もうねないと

 夜中にコンビニで買い物しようとして店番一人が前の客の公共料金支払いでもたついてレジで待たされた経験は誰でもあるだろうが、店側にとっても雀の涙な手数料で手間取らされるその種の受付業務は純粋に機会ロスか人件費負担になる。メール便を数十通まとめて持ち込んでくる相手を受け付けたりしたらどうにも割に合わない。といって「ありとあらゆる手を尽くして客を店の中に呼び込まないとはじまらない」のがコンビニであるのも事実で。「この店でないと手に入らない」が基本的に存在しない、様々な流通の本流ではないままに「軒を借りて母屋を乗っ取る」形で大きくなってきた業界で。だからこそ免許商売の酒たばこに拘る(たばこはいまや「コンビニのオリジナル商材」のような扱いだ。利幅ないのに)し、あらゆる商材が相互に「ついで買い」のフックとしての側面を強く持商品としての個性が消されがちになったりもする。

 現状が公共サービスの領域に近づいてったのは必然の流れで、公共サービスて「民間で取りこぼした領域へのフォロー」である以上、そこに価値を見出すのはコンビニの方向性としての宿命だった。問題はそれが「儲からない」ことにあるのだが、それも、そもそも儲かる商売だったら他の専門業種がやるのでコンビニは二番手三番手で取りこぼしを待つ形になる。

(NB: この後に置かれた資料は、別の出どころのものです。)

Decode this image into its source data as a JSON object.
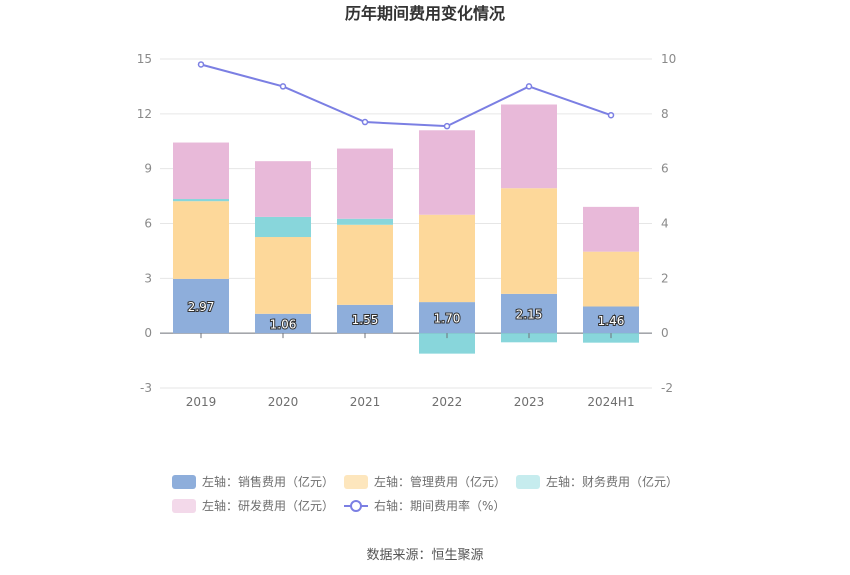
{
  "chart_data": {
    "type": "bar",
    "title": "历年期间费用变化情况",
    "categories": [
      "2019",
      "2020",
      "2021",
      "2022",
      "2023",
      "2024H1"
    ],
    "left_axis": {
      "ticks": [
        -3,
        0,
        3,
        6,
        9,
        12,
        15
      ],
      "range": [
        -3,
        15
      ]
    },
    "right_axis": {
      "ticks": [
        -2,
        0,
        2,
        4,
        6,
        8,
        10
      ],
      "range": [
        -2,
        10
      ]
    },
    "series": [
      {
        "name": "左轴：销售费用（亿元）",
        "type": "bar",
        "axis": "left",
        "color": "#8eaedb",
        "legend_color": "#8eaedb",
        "values": [
          2.97,
          1.06,
          1.55,
          1.7,
          2.15,
          1.46
        ],
        "labels": [
          "2.97",
          "1.06",
          "1.55",
          "1.70",
          "2.15",
          "1.46"
        ]
      },
      {
        "name": "左轴：管理费用（亿元）",
        "type": "bar",
        "axis": "left",
        "color": "#fdd89a",
        "legend_color": "#fde6bd",
        "values": [
          4.25,
          4.2,
          4.38,
          4.78,
          5.78,
          3.0
        ]
      },
      {
        "name": "左轴：财务费用（亿元）",
        "type": "bar",
        "axis": "left",
        "color": "#88d6db",
        "legend_color": "#c6ecee",
        "values": [
          0.12,
          1.1,
          0.33,
          -1.12,
          -0.5,
          -0.52
        ]
      },
      {
        "name": "左轴：研发费用（亿元）",
        "type": "bar",
        "axis": "left",
        "color": "#e8b9d9",
        "legend_color": "#f3d9ea",
        "values": [
          3.09,
          3.05,
          3.84,
          4.62,
          4.58,
          2.45
        ]
      },
      {
        "name": "右轴：期间费用率（%）",
        "type": "line",
        "axis": "right",
        "color": "#7b7fe3",
        "values": [
          9.8,
          9.0,
          7.7,
          7.55,
          9.0,
          7.95
        ]
      }
    ],
    "grid": true,
    "legend_position": "bottom",
    "source": "数据来源：恒生聚源"
  }
}
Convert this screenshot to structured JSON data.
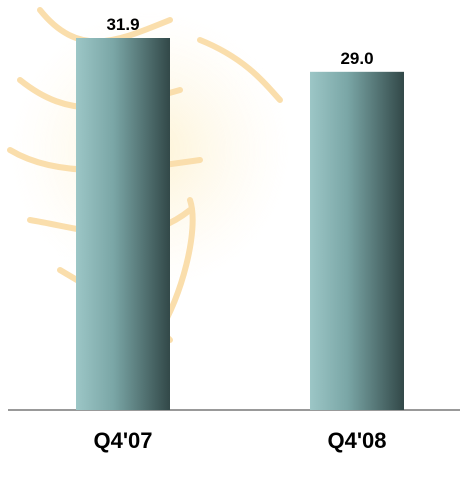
{
  "chart_data": {
    "type": "bar",
    "categories": [
      "Q4'07",
      "Q4'08"
    ],
    "values": [
      31.9,
      29
    ],
    "value_labels": [
      "31.9",
      "29.0"
    ]
  }
}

 んで。だからこそ「誰も思いつかない変なこと」がコンビニのオリジナリティだったので、手巻きおにぎりに命運をかけたり、おでん売ったり、アイスクリームのコーナーを冬にででんと構えたり、みたいな無理筋を強引に押し通す。セブンの会長というのは基本的に中小企業の自称アイデアマン社長さんであって、なんか理解不能なことを自分の考えで突っ走ってやっちゃう人、である。そのへん、今のローソンの社長みたいなセレブと筋がまるで違う。あれは守りが堅いタイプだ。

 セブンの会長が諸悪の根源だとは思わない。どちらかといえば契約フランチャイズのシステムによって現場から切り離されて強制的に地に足がつかなくさせられたクチだ。物販の現場に足を踏み入れず「本部が販売を指導する」のが高額チャージの理由であるため、フランチャイズの体制が行き着くところ教え諭す宗教であること、そのトップがイコンであることを求められるような志向性がシステムに内包されていた。契約書の解釈レベルが問題ではなく思想レベルの方向性の問題。